Editorial
Só falta combinar com os russos
O novo governo chegou mais preocupado em gastar e em aumentar a dívida pública do que em resolver os problemas estruturais
Inconformado com a independência do Banco Central (BC), que insiste em manter a taxa básica de juros em 13,75% contra a vontade do presidente, o governo Lula tenta usar todas as suas armas para tentar reduzir, na marra, a Selic, sem se preocupar com que isso pode causar à economia do país como um todo.
A nova cartada do governo foi anunciada nesta segunda-feira (8) pelo ministro da Fazenda, Fernando Haddad. Ele indicou dois homens de sua extrema confiança para compor diretorias vagas do Banco Central. Um deles é Gabriel Galípolo, atualmente secretário-executivo no ministério comandado por Haddad. Ele, se tiver o nome aprovado pelo Senado, deve ocupar a diretoria de Política Monetária.
Para a outra diretoria, a de Fiscalização, a escolha do governo foi de Ailton Aquino, atual chefe do Departamento de Contabilidade, Orçamento e Execução Financeira, ligado à diretoria de Administração do BC.
Com essas trocas, o governo pretende ganhar força no Comitê de Política Monetária (Copom) e, com isso, acelerar a queda dos juros, uma obsessão para Lula.
Só que os ataques que o presidente faz ao BC e as tentativas de modificar artificialmente a política monetária do país estão surtindo efeito contrário e não prejudicam apenas os números do Produto Interno Bruto (PIB) deste ano, como também já maculam os de 2024.
O Boletim Focus, divulgado nesta segunda-feira (8), mostrou uma certa estabilidade nas projeções de crescimento econômico para este ano. Os principais analistas de mercado mantiveram a expectativa num crescimento de 1%, um resultado bastante pífio.]

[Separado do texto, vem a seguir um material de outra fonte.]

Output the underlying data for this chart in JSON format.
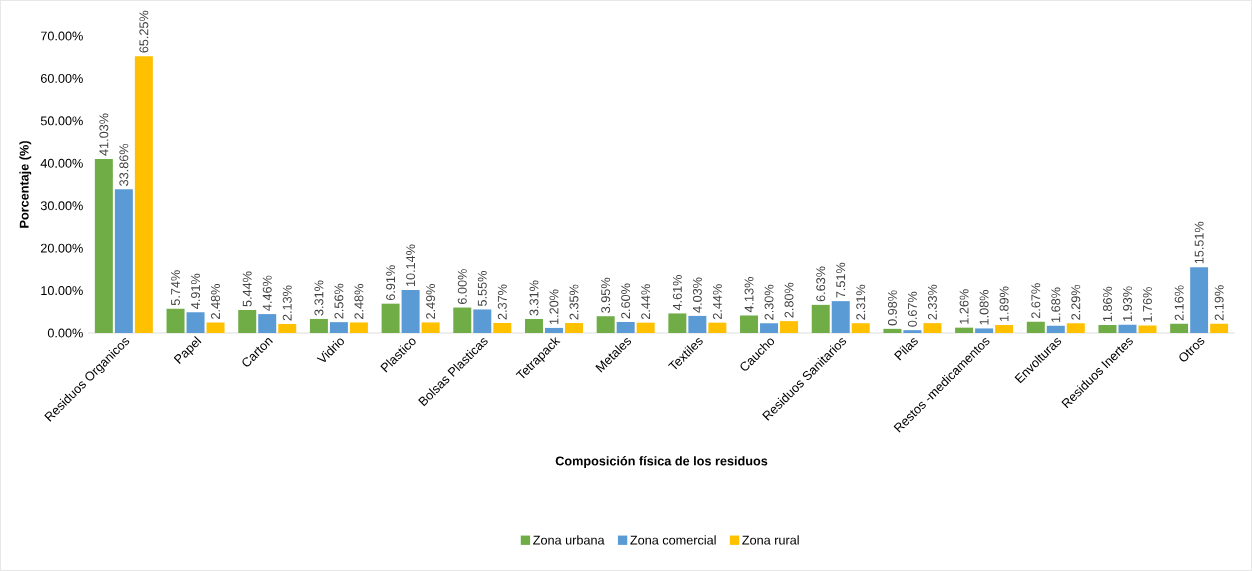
{
  "chart_data": {
    "type": "bar",
    "xlabel": "Composición física de los residuos",
    "ylabel": "Porcentaje (%)",
    "categories": [
      "Residuos Organicos",
      "Papel",
      "Carton",
      "Vidrio",
      "Plastico",
      "Bolsas Plasticas",
      "Tetrapack",
      "Metales",
      "Textiles",
      "Caucho",
      "Residuos Sanitarios",
      "Pilas",
      "Restos -medicamentos",
      "Envolturas",
      "Residuos Inertes",
      "Otros"
    ],
    "series": [
      {
        "name": "Zona urbana",
        "color": "#70ad47",
        "values": [
          41.03,
          5.74,
          5.44,
          3.31,
          6.91,
          6.0,
          3.31,
          3.95,
          4.61,
          4.13,
          6.63,
          0.98,
          1.26,
          2.67,
          1.86,
          2.16
        ],
        "value_labels": [
          "41.03%",
          "5.74%",
          "5.44%",
          "3.31%",
          "6.91%",
          "6.00%",
          "3.31%",
          "3.95%",
          "4.61%",
          "4.13%",
          "6.63%",
          "0.98%",
          "1.26%",
          "2.67%",
          "1.86%",
          "2.16%"
        ]
      },
      {
        "name": "Zona comercial",
        "color": "#5b9bd5",
        "values": [
          33.86,
          4.91,
          4.46,
          2.56,
          10.14,
          5.55,
          1.2,
          2.6,
          4.03,
          2.3,
          7.51,
          0.67,
          1.08,
          1.68,
          1.93,
          15.51
        ],
        "value_labels": [
          "33.86%",
          "4.91%",
          "4.46%",
          "2.56%",
          "10.14%",
          "5.55%",
          "1.20%",
          "2.60%",
          "4.03%",
          "2.30%",
          "7.51%",
          "0.67%",
          "1.08%",
          "1.68%",
          "1.93%",
          "15.51%"
        ]
      },
      {
        "name": "Zona rural",
        "color": "#ffc000",
        "values": [
          65.25,
          2.48,
          2.13,
          2.48,
          2.49,
          2.37,
          2.35,
          2.44,
          2.44,
          2.8,
          2.31,
          2.33,
          1.89,
          2.29,
          1.76,
          2.19
        ],
        "value_labels": [
          "65.25%",
          "2.48%",
          "2.13%",
          "2.48%",
          "2.49%",
          "2.37%",
          "2.35%",
          "2.44%",
          "2.44%",
          "2.80%",
          "2.31%",
          "2.33%",
          "1.89%",
          "2.29%",
          "1.76%",
          "2.19%"
        ]
      }
    ],
    "ylim": [
      0,
      70
    ],
    "yticks": [
      {
        "value": 0,
        "label": "0.00%"
      },
      {
        "value": 10,
        "label": "10.00%"
      },
      {
        "value": 20,
        "label": "20.00%"
      },
      {
        "value": 30,
        "label": "30.00%"
      },
      {
        "value": 40,
        "label": "40.00%"
      },
      {
        "value": 50,
        "label": "50.00%"
      },
      {
        "value": 60,
        "label": "60.00%"
      },
      {
        "value": 70,
        "label": "70.00%"
      }
    ],
    "legend": "bottom"
  }
}
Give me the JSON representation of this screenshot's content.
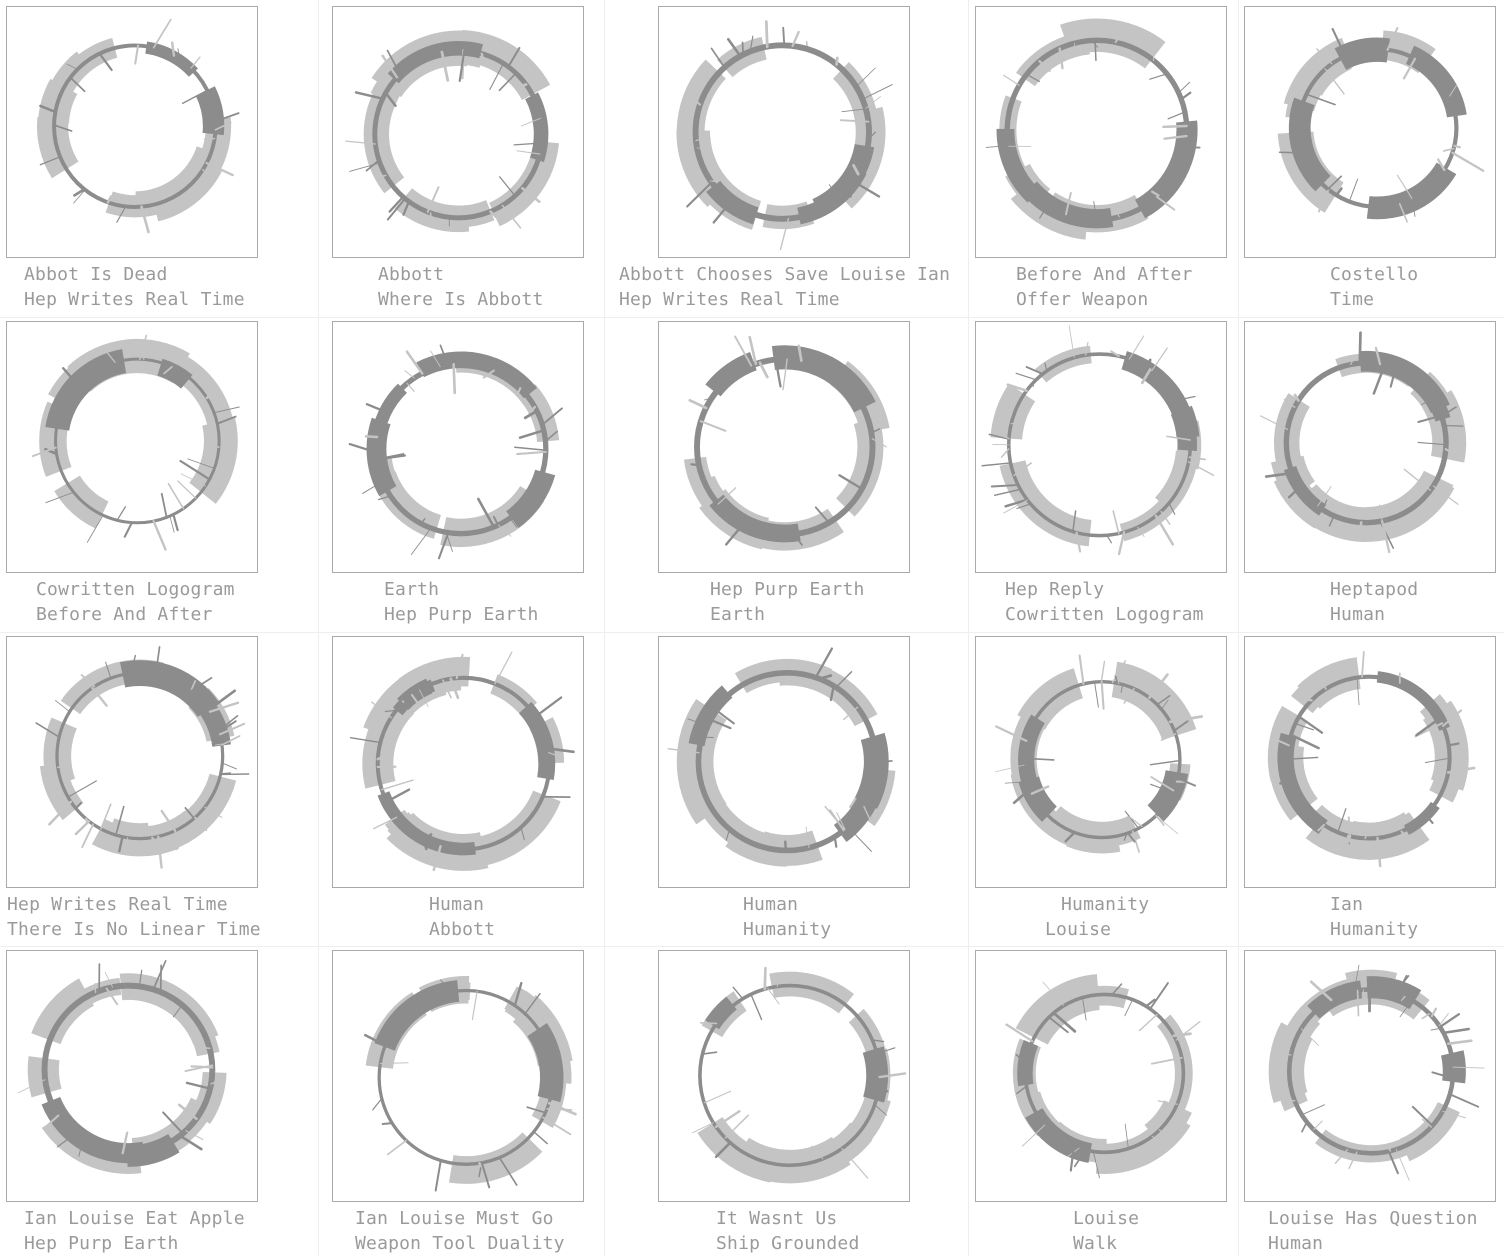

Já para 2024, o mesmo relatório aponta queda na estimativa de crescimento do PIB, de 1,44% para 1,37%. Se esses dados se confirmarem, o governo Lula terá, somados dois anos de mandato, resultado pior que o último ano de Jair Bolsonaro. Uma vergonha e tanto para quem prometeu mundos e fundos para os brasileiros.
Um conjunto de fatores explica o atual momento do Brasil. O novo governo chegou mais preocupado em gastar e em aumentar a dívida pública do que em resolver os problemas estruturais que o país enfrenta há tempos. O fim do teto de gastos é uma prova disso.
O projeto do novo arcabouço fiscal, que está no Congresso para discussão, até promete um certo recuo nos gastos e alguns limites para os investimentos, atrelados sempre à arrecadação. Só que ao tirar completamente as punições para quem não cumprir as metas, o texto legal vai acabar sendo de pouquíssima valia. O mercado já percebeu isso.
O déficit nominal para este ano deve ficar em quase 8%. Isso significa que o país vai gastar mais do que arrecada, aumentando a dívida pública. Os economistas estimam que o déficit em conta corrente do balanço de pagamentos para 2023 fique na casa dos US$ 47,70 bilhões. E esse número deve subir, em 2024, para US$ 52,25 bilhões. Se a economia não reagir, a situação pode piorar ainda mais.
Com relação à taxa de juros, o mercado aguarda a primeira redução em setembro. Embora o relatório do Copom de maio tenha deixado claro que isso só deve ocorrer mais para o fim do ano.
Na terceira reunião do Comitê no governo Lula, o colegiado afirmou que a apresentação do arcabouço fiscal reduziu parte da incerteza, mas que a conjuntura é marcada por um processo de desinflação que tende a ser lento em meio às expectativas de inflação que ainda tendem para alta. Segundo o colegiado atual, esse contexto demanda maior atenção na condução da política monetária.
O BC ainda repetiu que vai continuar vigilante, avaliando se a estratégia de manutenção da taxa Selic por período prolongado será capaz de assegurar a convergência da inflação à meta. Mas acrescentou que o cenário de retomada da alta de juros é menos provável, embora garanta que não hesitará em tomar esse caminho caso o processo de desinflação não ocorra como o esperado.
Com as mudanças no colegiado, anunciadas por Fernando Haddad, a intenção do governo é virar esse jogo o quanto antes. Com dois aliados presentes nas reuniões que definem a Selic, Lula pretende mudar o resultado do Copom o quanto antes e reduzir a força de Roberto Campos Neto, atual presidente do BC.
Só resta saber se o resto do mundo vai conspirar a favor do governo e criar um ambiente favorável a essa redução. Sem combinar com os russos, fica difícil acreditar que esse plano dê certo.